Scott Wynn is a lifelong farmer who has run Wynn Farms in Jennings, Florida, producing sweet potatoes, corn, and cattle since 2006. COVID-19, however, hit the family’s finances hard. Steep drops in beef prices and too little help and supplies to grow sweet potatoes meant less income, nearly all of which went toward federal farm loan repayment. A farm loan forgiveness provision is baked into the COVID-19-driven American Rescue Plan Act of 2021, but Scott is not eligible—because he is white. The law allows loan forgiveness of up to 120 percent but only for minority farmers and ranchers, who the law automatically treats as “socially disadvantaged,” regardless of their individual circumstances. Because government cannot use racial classifications to decide who gets government benefits and burdens, Scott is fighting back to restore his right to equal treatment for all farmers.

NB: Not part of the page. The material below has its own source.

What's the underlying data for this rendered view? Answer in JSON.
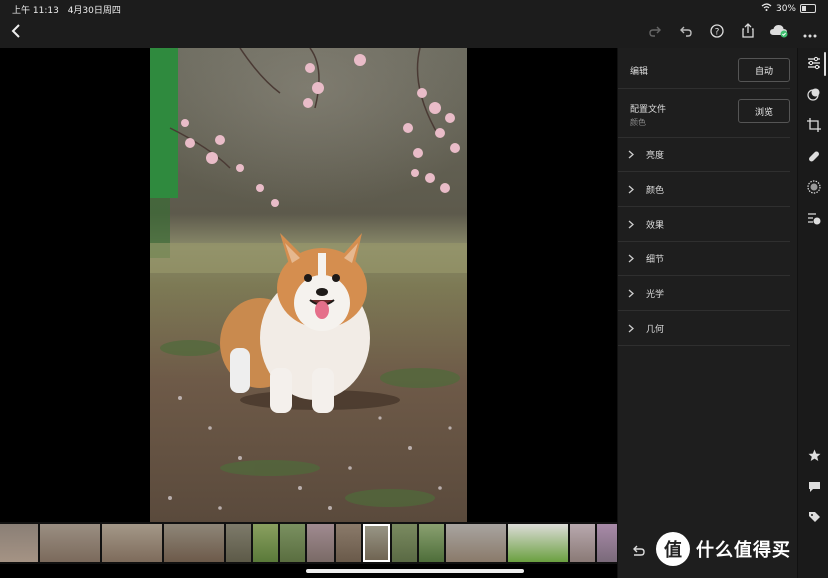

A lifelong farmer, Scott Wynn’s livelihood depends on the yields of Wynn Farms, the farm he’s owned in Jennings, Florida, which rests near the Georgia border, since 2006.
For years, Scott has produced sweet potatoes and corn while also raising cattle. COVID-19, however, has wreaked havoc on Wynn Farms. A drop in beef prices has deeply impacted the farm’s revenue. Last year’s COVID-19-related worker shortages and out-of-state travel restrictions also left Scott without enough help or supplies to plant sweet potatoes.
Running a farm is tough enough without a pandemic. Long workdays that start well before sunrise mean little rest for Scott in an industry with very low profit margins—especially for smaller operations like Wynn Farms. But Scott also has federal farm loans of $300,000, so what farm income he does earn goes toward loan repayment.
A farm loan forgiveness provision is baked into Congress’ COVID-19 legislation: the American Rescue Plan Act of 2021. But Scott is not eligible—because he’s white.
It turns out the law only provides loan forgiveness up to 120 percent of U.S. Department of Agriculture loan amounts for minority farmers and ranchers. That is, government is using racial classifications to decide who deserves relief from COVID-19’s economic devastation.
The news came as a shock to Scott’s family, and his wife, in particular, who works in the local school system, where posters promoting “equal justice under the law” are commonplace.
The blanket exclusion of white farmers from debt relief purportedly aims to address past discrimination against minority farmers and ranchers by the USDA. These historical wrongs have been previously addressed through administrative and class action settlements. Now, government is trying to combat racial discrimination by mandating more of it.
For the Wynns, it’s a matter of equal treatment among all farmers, whether or not any loan forgiveness program is in place. Instead of a level playing field, they’re forced to farm at a government-sanctioned competitive disadvantage based on something as immutable as race and skin color.
Such racial classifications, however, violate the Constitution’s equal protection guarantee. In fact, the Supreme Court has repeatedly said government cannot do this except in very narrow cases of past discrimination.
Scott is fighting back with a federal lawsuit challenging the American Rescue Plan’s unlawful race-based farm loan forgiveness provision.